Ou, S., Khoo, C.S.G., & Goh, D. (2007). Automatic multi-document summarization of research abstracts: Design and user evaluation. Journal of the American Society for Information Science & Technology, 58(10), 1419-1435. [PDF]


This study developed a method for multi-document summarization of sociology dissertation abstracts. We did not use traditional sentence extraction approaches. Instead, a hybrid summarization method involving both extractive and abstractive techniques was used. This method focused on extracting and integrating similarities and differences across different documents to summarize a set of related documents.

The identification of similarities and differences was based more on identifying research concepts and relationships expressed in the text, rather than words, phrases or sentences and rhetorical relations used in previous studies. To do that, the macro-level discourse structure (between sentences and segments) peculiar to sociology dissertation abstracts was analyzed to identify which segments of the text contain more important research information. Then the micro-level discourse structure (within sentences) was analyzed to identify which kinds of information could be extracted from specific segments.

To analyze the cross-document discourse structure of a set of dissertation abstracts, we focused on research concepts and relationships to identify what is similar information and unique information, and how the similar and unique information is linked in different dissertation abstracts. Thus a variable-based framework was proposed to present research concepts and relationships as well as contextual relations and research methods in a set of related dissertation abstracts.

The framework contains four kinds of information as follows:

  • Main concepts: The common research concepts, often operationalized as research variables.
  • Research relationships between concepts:  For each main concept, the descriptive attribute values or relationships with other concepts (e.g. correlations and cause-effect relationships) investigated in different dissertation abstracts.
  • Contextual relations: Concepts and relationships in the perception, attitude, insight, etc. of a target population, or in the context, framework, model, theory, etc.
  • Research methods: One or more research methods used to explore the attributes of concepts and relationships, including research design, sampling, and data measurement & analysis method.

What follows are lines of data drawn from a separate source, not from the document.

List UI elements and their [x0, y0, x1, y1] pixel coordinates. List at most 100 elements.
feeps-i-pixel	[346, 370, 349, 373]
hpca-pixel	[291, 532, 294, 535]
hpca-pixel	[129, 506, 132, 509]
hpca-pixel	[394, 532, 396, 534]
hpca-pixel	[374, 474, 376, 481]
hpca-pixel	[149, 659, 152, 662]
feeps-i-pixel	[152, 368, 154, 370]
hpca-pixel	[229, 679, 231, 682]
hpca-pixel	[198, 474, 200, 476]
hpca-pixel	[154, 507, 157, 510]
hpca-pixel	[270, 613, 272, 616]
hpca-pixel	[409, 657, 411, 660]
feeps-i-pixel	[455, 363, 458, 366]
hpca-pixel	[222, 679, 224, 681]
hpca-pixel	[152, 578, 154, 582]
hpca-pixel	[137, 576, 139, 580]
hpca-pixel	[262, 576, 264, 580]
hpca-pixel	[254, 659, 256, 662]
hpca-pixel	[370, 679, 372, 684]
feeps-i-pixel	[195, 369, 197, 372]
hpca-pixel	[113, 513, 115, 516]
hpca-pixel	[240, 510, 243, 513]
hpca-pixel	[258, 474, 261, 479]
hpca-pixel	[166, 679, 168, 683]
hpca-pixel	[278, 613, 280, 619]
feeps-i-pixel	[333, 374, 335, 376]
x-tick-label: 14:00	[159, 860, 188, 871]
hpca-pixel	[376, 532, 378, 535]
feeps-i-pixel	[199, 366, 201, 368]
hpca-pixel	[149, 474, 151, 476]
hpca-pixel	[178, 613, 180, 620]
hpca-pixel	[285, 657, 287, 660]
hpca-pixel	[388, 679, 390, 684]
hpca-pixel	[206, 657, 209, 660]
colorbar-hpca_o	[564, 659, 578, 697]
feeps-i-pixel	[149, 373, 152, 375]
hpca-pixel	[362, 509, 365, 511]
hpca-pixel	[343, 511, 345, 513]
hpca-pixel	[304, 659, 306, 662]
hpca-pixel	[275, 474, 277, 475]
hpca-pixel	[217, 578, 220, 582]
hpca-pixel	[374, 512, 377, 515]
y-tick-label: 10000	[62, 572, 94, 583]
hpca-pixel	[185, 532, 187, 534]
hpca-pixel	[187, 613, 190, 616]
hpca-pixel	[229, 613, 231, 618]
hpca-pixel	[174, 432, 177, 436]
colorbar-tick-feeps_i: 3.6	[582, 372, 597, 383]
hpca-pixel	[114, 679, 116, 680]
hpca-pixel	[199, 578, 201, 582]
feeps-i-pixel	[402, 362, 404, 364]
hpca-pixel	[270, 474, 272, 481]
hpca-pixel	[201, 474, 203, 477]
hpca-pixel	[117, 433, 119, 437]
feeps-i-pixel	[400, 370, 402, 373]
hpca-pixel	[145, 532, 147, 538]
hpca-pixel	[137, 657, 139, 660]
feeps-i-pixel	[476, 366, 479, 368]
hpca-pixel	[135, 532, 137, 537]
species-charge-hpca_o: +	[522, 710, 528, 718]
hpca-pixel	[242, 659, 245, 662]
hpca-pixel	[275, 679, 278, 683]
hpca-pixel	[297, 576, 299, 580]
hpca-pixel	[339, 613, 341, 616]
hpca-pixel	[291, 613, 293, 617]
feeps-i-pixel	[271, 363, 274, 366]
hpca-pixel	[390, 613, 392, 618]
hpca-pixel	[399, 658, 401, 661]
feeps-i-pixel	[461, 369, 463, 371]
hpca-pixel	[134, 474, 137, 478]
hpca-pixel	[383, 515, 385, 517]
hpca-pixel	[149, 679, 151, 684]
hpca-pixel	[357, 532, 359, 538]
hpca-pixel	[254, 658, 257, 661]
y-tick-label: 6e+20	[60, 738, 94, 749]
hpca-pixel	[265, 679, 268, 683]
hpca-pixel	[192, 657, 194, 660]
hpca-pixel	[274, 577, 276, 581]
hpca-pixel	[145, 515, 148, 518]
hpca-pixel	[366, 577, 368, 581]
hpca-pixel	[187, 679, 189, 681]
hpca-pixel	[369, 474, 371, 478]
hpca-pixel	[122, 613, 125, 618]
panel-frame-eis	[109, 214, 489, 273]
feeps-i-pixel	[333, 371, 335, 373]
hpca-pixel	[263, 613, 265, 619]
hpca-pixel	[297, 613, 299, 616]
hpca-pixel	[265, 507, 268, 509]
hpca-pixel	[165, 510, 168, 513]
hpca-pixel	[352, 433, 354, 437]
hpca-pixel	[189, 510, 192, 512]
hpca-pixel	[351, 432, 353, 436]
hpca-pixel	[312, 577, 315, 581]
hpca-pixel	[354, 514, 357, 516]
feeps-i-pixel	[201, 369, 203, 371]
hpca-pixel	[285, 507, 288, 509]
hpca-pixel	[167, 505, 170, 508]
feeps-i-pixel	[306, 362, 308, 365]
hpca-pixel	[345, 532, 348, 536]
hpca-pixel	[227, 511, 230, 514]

The framework presents a full map of a specific topic by integrating research concepts and relationships as well as contextual relations and research methods extracted from different dissertation abstracts using a hierarchical structure and organizing them based on the main concepts. It has two advantages: giving an overview of a subject area by presenting the summarized information at the top level; and also allowing users to zoom in to more details of interest by exploring the specific information at the lower levels. The framework provides a way to summarize a set of dissertation abstracts that is different from the traditional sentence extraction methods.

The summarization method developed in this study is just one way of operationalizing the variable-based framework. In particular, different presentation formats can be used to organize and present the summary. Two presentation formats were investigated. One presentation format made use of a taxonomy to filter out non-concept terms, highlight important concepts in the domain, and categorize concepts into different subjects. The other presentation format did not use a taxonomy for information filtering, highlighting and categorization. A user evaluation was carried out to compare the two types of variable-based summaries against two types of sentence-based summaries: one generated by displaying research objective sentences only and another generated by the MEAD system which identified important sentences using a variety of general features (e.g. centroid words, sentence position and first-sentence overlap).

In the user evaluation, 70% of the researchers and 64% of the general users indicated their preference for the variable-based summaries generated with the use of the taxonomy, 55% of the researchers and 31% of the general users indicated their preference for the research objective summary, and only 25% of the researchers and 31% of the general users indicated their preference for the MEAD summary.

Comparing the two types of variable-based summaries, the summary generated with the use of the taxonomy obtained the highest rank score from the researchers, whereas the one that did not make use of the taxonomy obtained lower scores.  This demonstrates that using a taxonomy for filtering out non-concept terms, highlighting important concepts in the domain and categorizing concepts into different subjects can substantially improve the quality and usefulness of the variable-based summaries.

On the other hand, 55% of the researchers indicated their preference for the research objective sentences, since the sentence-based summaries could provide more direct information and were easy to understand. A higher percentage of researchers (55%) than general users (31%) preferred the research objective summary, indicating that the researchers had a great interest in the research objectives.

Interestingly, in the user evaluation, it was found that the presentation order of the different summaries influenced the assessment of the users. The summaries presented later were more likely to be assessed favorably and be given a better score. This is because of the carry-over effect from the summaries read earlier. After a user had read the previous summaries, familiarity with the content may make the subsequent summaries easier to understand.

This companion paper gives details of the system design and implementation, and evaluation of each step in the summarization process:

  • Ou, S., Khoo, C.S.G., & Goh, D. (2008). Design and development of a concept-based multi-document summarization system for research abstracts. Journal of Information Science, 34(3), 308-326. [PDF]

Development of the taxonomy for concept filtering and generalization was reported in:

  • Ou, S., Khoo, C.S.G., & Goh, D. (2005). Constructing a taxonomy to support multi-document summarization of dissertation abstracts. Journal of Zhejiang University: Science 6A(11), 1258-1267.